As we mentioned at the beginning, the earliest written records show that hemp was used for its healing effects. For thousands of years, people have known that it’s calming, provides mild pain relief and stimulates the appetite. Today, we have clear evidence of many of the healing aspects recorded by earlier scholars.
Until the late 20th century, carrying out neutral research was difficult. This was in part because hemp was stigmatized as a dangerous drug, but also because cannabis was (wrongly) listed in international legislation as a 'dangerous drug with no medical benefit’. Of course, that was not sustainable in the long run, and even in Germany, doctors have been able to prescribe hemp as a medicine since 2017.
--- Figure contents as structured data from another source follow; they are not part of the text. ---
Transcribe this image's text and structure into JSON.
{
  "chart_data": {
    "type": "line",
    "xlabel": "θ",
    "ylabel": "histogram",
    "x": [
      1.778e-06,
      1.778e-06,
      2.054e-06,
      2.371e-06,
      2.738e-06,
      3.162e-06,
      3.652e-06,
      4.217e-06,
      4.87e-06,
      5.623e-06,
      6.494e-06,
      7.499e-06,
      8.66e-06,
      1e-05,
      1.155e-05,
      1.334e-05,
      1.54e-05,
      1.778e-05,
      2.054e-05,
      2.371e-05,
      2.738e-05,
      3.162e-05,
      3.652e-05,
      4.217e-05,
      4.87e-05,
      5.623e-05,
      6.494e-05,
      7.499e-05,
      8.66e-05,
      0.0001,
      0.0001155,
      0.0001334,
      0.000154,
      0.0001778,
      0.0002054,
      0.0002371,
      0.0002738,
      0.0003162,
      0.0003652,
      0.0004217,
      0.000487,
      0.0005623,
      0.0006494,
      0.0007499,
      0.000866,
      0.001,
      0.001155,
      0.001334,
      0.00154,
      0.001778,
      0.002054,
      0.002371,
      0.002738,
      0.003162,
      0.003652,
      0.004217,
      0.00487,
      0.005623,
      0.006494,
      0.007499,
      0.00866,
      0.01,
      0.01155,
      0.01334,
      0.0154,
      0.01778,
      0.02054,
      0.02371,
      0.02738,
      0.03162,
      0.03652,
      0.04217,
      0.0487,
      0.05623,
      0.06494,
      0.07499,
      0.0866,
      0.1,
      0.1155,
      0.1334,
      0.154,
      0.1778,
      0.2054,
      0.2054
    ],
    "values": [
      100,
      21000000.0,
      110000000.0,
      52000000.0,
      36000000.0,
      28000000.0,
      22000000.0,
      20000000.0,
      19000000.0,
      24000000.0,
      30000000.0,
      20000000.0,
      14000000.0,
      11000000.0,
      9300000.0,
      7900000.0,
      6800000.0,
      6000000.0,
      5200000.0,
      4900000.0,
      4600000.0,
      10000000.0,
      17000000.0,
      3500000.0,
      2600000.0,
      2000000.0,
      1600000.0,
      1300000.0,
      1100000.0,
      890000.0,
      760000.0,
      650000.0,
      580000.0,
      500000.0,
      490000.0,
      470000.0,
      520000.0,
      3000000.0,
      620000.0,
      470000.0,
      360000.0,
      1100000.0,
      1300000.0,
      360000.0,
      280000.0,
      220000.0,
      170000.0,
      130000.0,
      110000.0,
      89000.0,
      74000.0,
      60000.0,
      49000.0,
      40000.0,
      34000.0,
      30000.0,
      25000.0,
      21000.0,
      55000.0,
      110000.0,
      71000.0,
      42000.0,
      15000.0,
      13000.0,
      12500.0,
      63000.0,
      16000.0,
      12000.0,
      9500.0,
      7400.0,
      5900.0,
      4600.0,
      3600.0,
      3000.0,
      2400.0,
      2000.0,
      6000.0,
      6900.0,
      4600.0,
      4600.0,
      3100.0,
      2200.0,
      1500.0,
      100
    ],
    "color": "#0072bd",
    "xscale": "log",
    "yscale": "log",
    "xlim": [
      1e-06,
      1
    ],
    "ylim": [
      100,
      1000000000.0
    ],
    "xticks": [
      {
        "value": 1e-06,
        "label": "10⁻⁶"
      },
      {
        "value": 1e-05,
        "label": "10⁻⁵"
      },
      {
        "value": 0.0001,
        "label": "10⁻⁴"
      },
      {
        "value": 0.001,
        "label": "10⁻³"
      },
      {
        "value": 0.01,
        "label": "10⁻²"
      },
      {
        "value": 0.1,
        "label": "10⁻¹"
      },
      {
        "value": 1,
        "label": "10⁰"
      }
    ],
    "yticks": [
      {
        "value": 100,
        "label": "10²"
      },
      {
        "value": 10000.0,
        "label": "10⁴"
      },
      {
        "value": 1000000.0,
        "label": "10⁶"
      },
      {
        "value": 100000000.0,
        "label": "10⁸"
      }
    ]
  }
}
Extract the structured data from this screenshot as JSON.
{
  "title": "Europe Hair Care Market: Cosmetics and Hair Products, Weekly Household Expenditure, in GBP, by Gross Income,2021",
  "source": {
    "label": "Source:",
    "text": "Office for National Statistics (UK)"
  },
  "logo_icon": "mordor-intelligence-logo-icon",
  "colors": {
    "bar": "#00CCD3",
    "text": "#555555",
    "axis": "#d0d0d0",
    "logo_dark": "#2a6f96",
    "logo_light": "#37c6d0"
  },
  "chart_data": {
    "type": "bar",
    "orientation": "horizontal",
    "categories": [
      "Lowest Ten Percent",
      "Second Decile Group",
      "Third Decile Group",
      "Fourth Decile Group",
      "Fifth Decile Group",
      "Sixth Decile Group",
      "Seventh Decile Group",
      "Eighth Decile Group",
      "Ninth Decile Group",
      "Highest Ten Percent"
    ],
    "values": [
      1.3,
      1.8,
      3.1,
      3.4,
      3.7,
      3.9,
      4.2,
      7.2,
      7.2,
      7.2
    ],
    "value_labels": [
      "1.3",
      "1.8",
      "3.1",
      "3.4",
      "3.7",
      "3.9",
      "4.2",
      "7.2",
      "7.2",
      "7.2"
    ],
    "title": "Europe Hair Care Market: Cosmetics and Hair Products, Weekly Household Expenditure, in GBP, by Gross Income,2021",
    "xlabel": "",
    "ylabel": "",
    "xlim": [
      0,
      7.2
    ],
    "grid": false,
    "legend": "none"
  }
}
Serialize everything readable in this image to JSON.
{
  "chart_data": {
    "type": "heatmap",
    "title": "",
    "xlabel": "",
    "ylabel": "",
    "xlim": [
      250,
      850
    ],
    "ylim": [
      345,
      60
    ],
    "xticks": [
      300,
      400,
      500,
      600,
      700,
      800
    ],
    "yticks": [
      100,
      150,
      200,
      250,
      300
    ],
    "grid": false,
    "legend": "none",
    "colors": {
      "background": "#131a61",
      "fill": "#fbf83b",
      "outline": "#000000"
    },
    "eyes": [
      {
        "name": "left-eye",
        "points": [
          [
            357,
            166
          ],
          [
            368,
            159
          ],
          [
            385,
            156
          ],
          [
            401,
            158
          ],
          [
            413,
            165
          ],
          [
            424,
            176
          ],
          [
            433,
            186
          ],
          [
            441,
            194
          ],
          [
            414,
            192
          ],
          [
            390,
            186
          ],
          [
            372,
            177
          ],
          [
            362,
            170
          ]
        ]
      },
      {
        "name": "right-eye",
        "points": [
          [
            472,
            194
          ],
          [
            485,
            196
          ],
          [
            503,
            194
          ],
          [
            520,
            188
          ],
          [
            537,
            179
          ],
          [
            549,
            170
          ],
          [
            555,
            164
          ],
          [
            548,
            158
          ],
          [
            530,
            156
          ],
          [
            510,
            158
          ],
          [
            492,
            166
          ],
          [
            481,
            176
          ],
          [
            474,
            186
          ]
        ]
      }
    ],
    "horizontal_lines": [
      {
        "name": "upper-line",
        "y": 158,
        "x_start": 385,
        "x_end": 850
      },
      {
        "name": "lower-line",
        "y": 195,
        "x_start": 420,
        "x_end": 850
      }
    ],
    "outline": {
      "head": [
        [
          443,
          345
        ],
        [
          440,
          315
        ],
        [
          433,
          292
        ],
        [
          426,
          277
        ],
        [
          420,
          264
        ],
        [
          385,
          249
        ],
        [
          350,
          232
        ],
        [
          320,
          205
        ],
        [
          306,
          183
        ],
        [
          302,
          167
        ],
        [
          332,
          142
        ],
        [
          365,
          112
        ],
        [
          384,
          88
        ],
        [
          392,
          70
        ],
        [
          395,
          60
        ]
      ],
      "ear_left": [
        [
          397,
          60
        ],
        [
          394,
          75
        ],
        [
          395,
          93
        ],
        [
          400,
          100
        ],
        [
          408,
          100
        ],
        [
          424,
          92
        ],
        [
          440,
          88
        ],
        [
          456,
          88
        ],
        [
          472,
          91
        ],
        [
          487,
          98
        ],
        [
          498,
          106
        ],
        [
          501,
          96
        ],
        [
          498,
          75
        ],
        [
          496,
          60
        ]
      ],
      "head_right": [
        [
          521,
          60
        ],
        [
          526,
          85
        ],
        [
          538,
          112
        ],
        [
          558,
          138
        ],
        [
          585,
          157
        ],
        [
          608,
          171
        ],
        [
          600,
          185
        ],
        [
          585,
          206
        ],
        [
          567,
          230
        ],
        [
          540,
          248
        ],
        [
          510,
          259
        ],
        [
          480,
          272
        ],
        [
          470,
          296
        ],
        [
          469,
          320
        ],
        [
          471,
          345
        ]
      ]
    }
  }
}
At present, medical research is focussed on THC, tetrahydrocannabinol, and on CBD, or cannabidiol. These cannabinoids are found in the resin of the hemp plant, which consists of many other molecules of the cannabinoid group, plus binding compounds and fragrances. The resin is secreted by glands that grow particularly densely on the female flowers. It can be extracted and processed into medicines, but the natural flower is also prescribed as a full-spectrum remedy.
Hemp as medicine has very wide-ranging applications. Cannabis is most often prescribed for chronic pain, where it has proved very successful. There’s another major application for cannabis: the treatment of neurological diseases, such as multiple sclerosis, Tourette's syndrome and epilepsy. Cannabis also provides relief from spasticity – muscle tightness.
Let's not forget the anti-inflammatory effects – cannabis can help with everything from rheumatic complaints to Crohn's disease. If you have a condition that could be treated with cannabis, please consult a registered medical practitioner. Staff here at the Hemp Museum are not allowed to give medical advice.